Oh! I have this on my Kindle. One day I got a notice on Facebook that there was a sale of ebooks by W. Percy for $2 each, so I went and got them, and I also found that they had quite a few by Spark at that price. Since many of her books are difficult to find, I bought all they had.
Since it's short, I think I'll read it before I read your post.
AMDG
Posted by: janet | 07/27/2014 at 10:28 PM
The post doesn't have any real spoilers, but it does have an opinion, and you might want to avoid contamination. I often do that when it's possible.
Posted by: Mac | 07/28/2014 at 07:04 PM
Yes,that's it. Going to finish it now.
AMDG
Posted by: janet | 07/28/2014 at 08:28 PM
I laughed out loud!! What a great read!
"It's true that the dilemma of the woman who wants both a career and marriage and family (and it is a genuine dilemma), and for that matter the situation of woman in general, especially the intellectual woman.."
I appreciate that.
Posted by: Louise | 07/29/2014 at 09:23 AM
My first reaction to the play was that I'd love to watch this in a theatre where all the women academics I worked with were in the audience, and I was hidden behind the curtain watching them. I'm pretty sure they would be disgusted, and one of them would have been heckling the actors. Maybe one of them would have thought it was funny, but then she played Charity in Sweet Charity once, and she had been married and had children, although she was a lawyer at the time. In 5 years, I never once heard her mention her children.
I don't, however, judge all female academics by them. I have a friend who I'm pretty sure would think this is screamingly funny.
I think it would be great to watch this in conjunction with Gaudy Night somehow.
All during the first act, I kept thinking that it sounded more like Noel Coward than Spark, then in Act II, Scene 2, when Leonora comes in with the tape recorder and we realize that there are observers, I thought, "Ah, there she is."
It’s more comedic than anything that I’ve read by MS except for maybe “The Ballad of Peckham Rye,” and that is so simultaneously sinister that it has a completely different fell. But I don’t want to say too much about her work until Sally has written about it.
I think you might be right about Mrs. S. I loved Mrs. S. She had a lot of the great lines like, “They don’t use [books] for reading, they are educated people, they refer to them.”
“the situation of woman in general, especially the intellectual woman,”
You know, I’ve often wondered I would have been miserable if I’d been 30 years older. I have a feeling that I wouldn’t have had much access to the kind of conversation I like. As much as I dislike the goals and results of the Feminist movement, in a lot of ways they've done me a favor.
AMDG
Posted by: Janet | 07/30/2014 at 03:29 PM
"...more like Noel Coward than Spark..." Sounds right, although I don't actually know that much of either's work.

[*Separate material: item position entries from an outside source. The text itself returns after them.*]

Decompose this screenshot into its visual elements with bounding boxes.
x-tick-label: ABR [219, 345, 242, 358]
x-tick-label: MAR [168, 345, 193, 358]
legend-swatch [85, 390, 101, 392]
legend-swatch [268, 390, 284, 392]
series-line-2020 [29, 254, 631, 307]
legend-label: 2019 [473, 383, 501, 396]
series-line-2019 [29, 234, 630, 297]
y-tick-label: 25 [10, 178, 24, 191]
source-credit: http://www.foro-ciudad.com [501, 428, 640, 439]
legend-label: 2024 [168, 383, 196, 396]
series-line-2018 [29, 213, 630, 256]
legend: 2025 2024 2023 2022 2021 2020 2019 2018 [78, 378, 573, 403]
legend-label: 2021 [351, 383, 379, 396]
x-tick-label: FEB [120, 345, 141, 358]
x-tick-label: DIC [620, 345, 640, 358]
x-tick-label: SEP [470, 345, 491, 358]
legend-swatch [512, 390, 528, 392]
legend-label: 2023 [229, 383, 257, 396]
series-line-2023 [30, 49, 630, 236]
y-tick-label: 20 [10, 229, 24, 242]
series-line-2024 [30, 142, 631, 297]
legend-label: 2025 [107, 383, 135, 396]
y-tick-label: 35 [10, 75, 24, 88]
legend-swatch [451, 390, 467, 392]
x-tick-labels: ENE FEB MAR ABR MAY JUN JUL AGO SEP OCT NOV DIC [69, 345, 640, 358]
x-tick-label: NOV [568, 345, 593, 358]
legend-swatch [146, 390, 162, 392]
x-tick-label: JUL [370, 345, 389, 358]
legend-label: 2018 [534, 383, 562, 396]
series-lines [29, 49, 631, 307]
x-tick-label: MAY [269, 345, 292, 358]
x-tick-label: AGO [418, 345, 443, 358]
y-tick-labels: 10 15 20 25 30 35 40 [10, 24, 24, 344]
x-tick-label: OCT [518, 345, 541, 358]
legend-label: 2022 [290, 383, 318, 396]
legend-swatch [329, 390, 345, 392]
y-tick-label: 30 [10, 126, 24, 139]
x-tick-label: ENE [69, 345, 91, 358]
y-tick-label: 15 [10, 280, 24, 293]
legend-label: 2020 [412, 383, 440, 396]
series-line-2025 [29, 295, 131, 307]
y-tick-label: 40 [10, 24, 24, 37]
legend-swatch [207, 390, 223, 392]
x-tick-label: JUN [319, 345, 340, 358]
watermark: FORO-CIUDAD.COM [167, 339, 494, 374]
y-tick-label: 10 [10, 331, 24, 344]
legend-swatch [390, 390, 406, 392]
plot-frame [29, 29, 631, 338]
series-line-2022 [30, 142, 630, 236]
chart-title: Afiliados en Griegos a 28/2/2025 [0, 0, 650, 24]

It really needn't have been about academics--it could have been about any career-minded women. But making them academics lent itself to a lot of humor of the kind you quote from Mrs. S.
"...if I'd been 30 years older..." Well, that's a big topic. I originally had "(and it is a genuine situation)" in the sentence after "the situation of woman in general", but I wasn't sure if my meaning would be clear and I didn't want to go off on that tangent. But my wife once, long ago, referred to "this situation of being a woman." I don't know if women of say 500 years ago would have gotten that idea, but I suspect they would have.
Posted by: Mac | 07/30/2014 at 09:52 PM
I think they might have used "condition" rather than "situation".
Posted by: Paul | 07/31/2014 at 04:43 AM
They who?
AMDG
Posted by: Janet | 07/31/2014 at 09:23 AM
Feminists?
Maybe it's a condition that produces a situation.:-)
Posted by: Mac | 07/31/2014 at 09:59 AM
Or maybe he means women of 500 years ago. That makes sense.
Posted by: Mac | 07/31/2014 at 10:00 AM
Is it a conditional situation? or a situational condition?
AMDG
Posted by: Janet | 07/31/2014 at 10:45 AM
Sorry, yes, I meant women of 500 years ago. It's just a guess though (based on the language used by men 400 years ago).
Posted by: Paul | 07/31/2014 at 11:58 AM
Just ordered this from the library. I'll start it as soon as I finish my current read, After Me Comes the Flood by Sarah Perry. More on that one later.
Posted by: Rob G | 07/31/2014 at 04:43 PM
Paul, Have you read this play?
AMDG
Posted by: janet | 07/31/2014 at 05:50 PM
I think "condition" is certainly more the kind of word that would have been used 500 or perhaps even 200 years ago. "Situation" carries a suggestion that something can be done about it, while "condition" seems more fixed.
One of the worthwhile things that's come from feminism, or just women, in academia is the effort to figure out what life was actually like for women in the less-than-recent past, in times when they had very little voice that made it into the records. Though that was pretty true for non-wealthy, non-educated men as well.